Hierarchical multi-class Alzheimer's disease diagnostic framework using imaging and clinical features

Yao Qin; Jing Cui; Xiaoyan Ge; Yuling Tian; Hongjuan Han; Zhao Fan; Long Liu; Yanhong Luo; Hongmei Yu

doi:10.3389/fnagi.2022.935055

Hierarchical multi-class Alzheimer's disease diagnostic framework using imaging and clinical features

Front Aging Neurosci. 2022 Aug 10:14:935055. doi: 10.3389/fnagi.2022.935055. eCollection 2022.

Authors

Yao Qin¹, Jing Cui¹, Xiaoyan Ge¹, Yuling Tian², Hongjuan Han¹, Zhao Fan³, Long Liu¹, Yanhong Luo¹, Hongmei Yu^{1

4}

Affiliations

¹ Department of Health Statistics, School of Public Health, Shanxi Medical University, Taiyuan, China.
² Department of Neurology, First Hospital of Shanxi Medical University, Taiyuan, China.
³ Center of Translational Medicine, School of Basic Medical Sciences, Shanxi Medical University, Taiyuan, China.
⁴ Shanxi Provincial Key Laboratory of Major Diseases Risk Assessment, Taiyuan, China.

Abstract

Due to the clinical continuum of Alzheimer's disease (AD), the accuracy of early diagnostic remains unsatisfactory and warrants further research. The objectives of this study were: (1) to develop an effective hierarchical multi-class framework for clinical populations, namely, normal cognition (NC), early mild cognitive impairment (EMCI), late mild cognitive impairment (LMCI), and AD, and (2) to explore the geometric properties of cognition-related anatomical structures in the cerebral cortex. A total of 1,670 participants were enrolled in the Alzheimer's Disease Neuroimaging Initiative (ADNI) database, comprising 985 participants (314 NC, 208 EMCI, 258 LMCI, and 205 AD) in the model development set and 685 participants (417 NC, 110 EMCI, 83 LMCI, and 75 AD) after 2017 in the temporal validation set.

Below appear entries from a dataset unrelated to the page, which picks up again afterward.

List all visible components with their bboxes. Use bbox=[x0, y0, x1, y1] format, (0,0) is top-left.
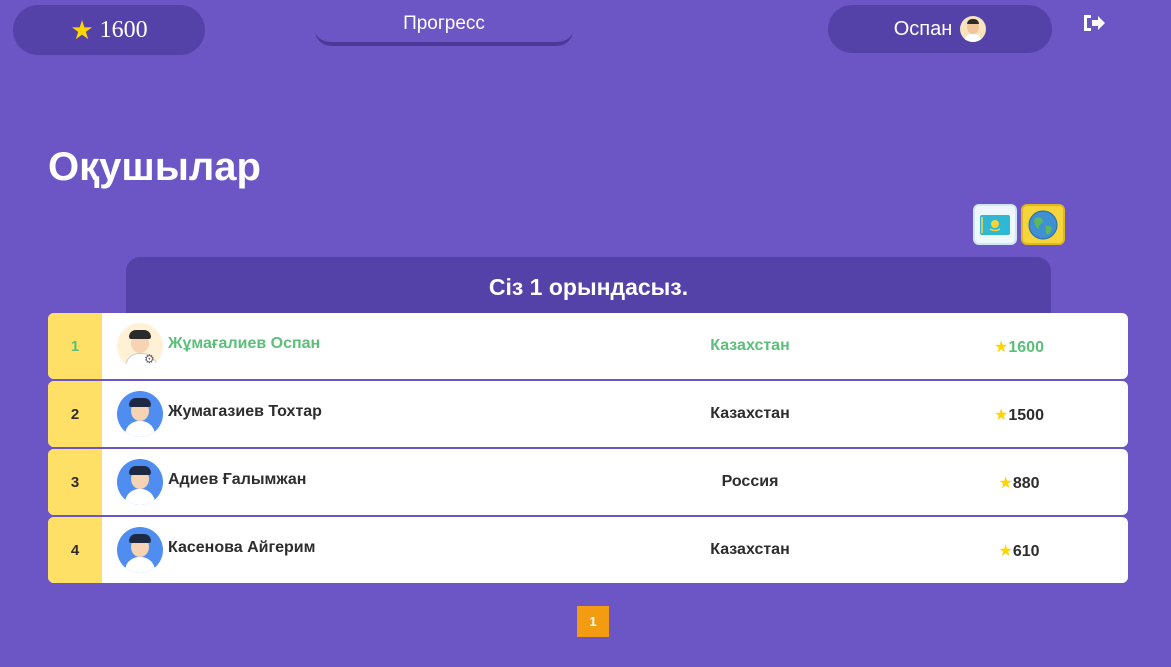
star-icon: ★ bbox=[994, 407, 1009, 424]
leaderboard-list: 1 ⚙ Жұмағалиев Оспан Казахстан ★1600 2 Ж… bbox=[48, 313, 1128, 585]
leaderboard-row[interactable]: 3 Адиев Ғалымжан Россия ★880 bbox=[48, 449, 1128, 515]
rank-number: 4 bbox=[48, 517, 102, 583]
logout-icon[interactable] bbox=[1082, 12, 1106, 34]
avatar bbox=[960, 16, 987, 42]
score-value: 1600 bbox=[99, 16, 148, 43]
rank-banner: Сіз 1 орындасыз. bbox=[126, 257, 1051, 317]
star-icon: ★ bbox=[70, 15, 94, 45]
avatar bbox=[117, 323, 163, 369]
page-title: Оқушылар bbox=[48, 145, 261, 189]
student-name: Жұмағалиев Оспан bbox=[168, 335, 321, 352]
student-country: Казахстан bbox=[710, 337, 790, 354]
user-name: Оспан bbox=[893, 17, 953, 40]
filter-kazakhstan-button[interactable] bbox=[973, 204, 1017, 245]
avatar bbox=[117, 527, 163, 573]
student-name: Касенова Айгерим bbox=[168, 539, 316, 556]
gear-icon: ⚙ bbox=[144, 352, 155, 366]
leaderboard-row[interactable]: 4 Касенова Айгерим Казахстан ★610 bbox=[48, 517, 1128, 583]
progress-tab[interactable]: Прогресс bbox=[315, 0, 573, 46]
student-name: Жумагазиев Тохтар bbox=[168, 403, 322, 420]
leaderboard-row[interactable]: 1 ⚙ Жұмағалиев Оспан Казахстан ★1600 bbox=[48, 313, 1128, 379]
rank-number: 2 bbox=[48, 381, 102, 447]
filter-world-button[interactable] bbox=[1021, 204, 1065, 245]
star-icon: ★ bbox=[994, 339, 1009, 356]
globe-icon bbox=[1028, 210, 1058, 239]
student-country: Казахстан bbox=[710, 405, 790, 422]
student-country: Россия bbox=[721, 473, 779, 490]
pagination-page-button[interactable]: 1 bbox=[577, 606, 609, 637]
student-points: ★610 bbox=[998, 543, 1040, 560]
score-display: ★ 1600 bbox=[13, 5, 205, 55]
rank-number: 1 bbox=[48, 313, 102, 379]
avatar bbox=[117, 391, 163, 437]
student-country: Казахстан bbox=[710, 541, 790, 558]
student-points: ★880 bbox=[998, 475, 1040, 492]
avatar bbox=[117, 459, 163, 505]
star-icon: ★ bbox=[998, 475, 1013, 492]
rank-number: 3 bbox=[48, 449, 102, 515]
star-icon: ★ bbox=[998, 543, 1013, 560]
student-points: ★1500 bbox=[994, 407, 1044, 424]
student-name: Адиев Ғалымжан bbox=[168, 471, 307, 488]
student-points: ★1600 bbox=[994, 339, 1044, 356]
user-menu-button[interactable]: Оспан bbox=[828, 5, 1052, 53]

Four cortical geometric properties for 148 anatomical structures were extracted, namely, cortical thickness (CTh), fractal dimension (FD), gyrification index (GI), and sulcus depth (SD). By integrating these imaging features with Mini-Mental State Examination (MMSE) scores at four-time points after the initial visit, we identified an optimal subset of 40 imaging features using the temporally constrained group sparse learning method. The combination of selected imaging features and clinical variables improved the multi-class performance using the AdaBoost algorithm, with overall accuracy rates of 0.877 in the temporal validation set. Clinical Dementia Rating (CDR) was the primary clinical variable associated with AD-related populations. The most discriminative imaging features included the bilateral CTh of the dorsal part of the posterior cingulate gyrus, parahippocampal gyrus (PHG), parahippocampal part of the medial occipito-temporal gyrus, and angular gyrus, the GI of the left inferior segment of the insula circular sulcus, and the CTh and SD of the left superior temporal sulcus (STS). Our hierarchical multi-class framework underscores the utility of combining cognitive variables with imaging features and the reliability of surface-based morphometry, facilitating more accurate early diagnosis of AD in clinical practice.

Keywords: Alzheimer’s disease; diagnosis; magnetic resonance imaging; multi-class classification; surface-based morphometry.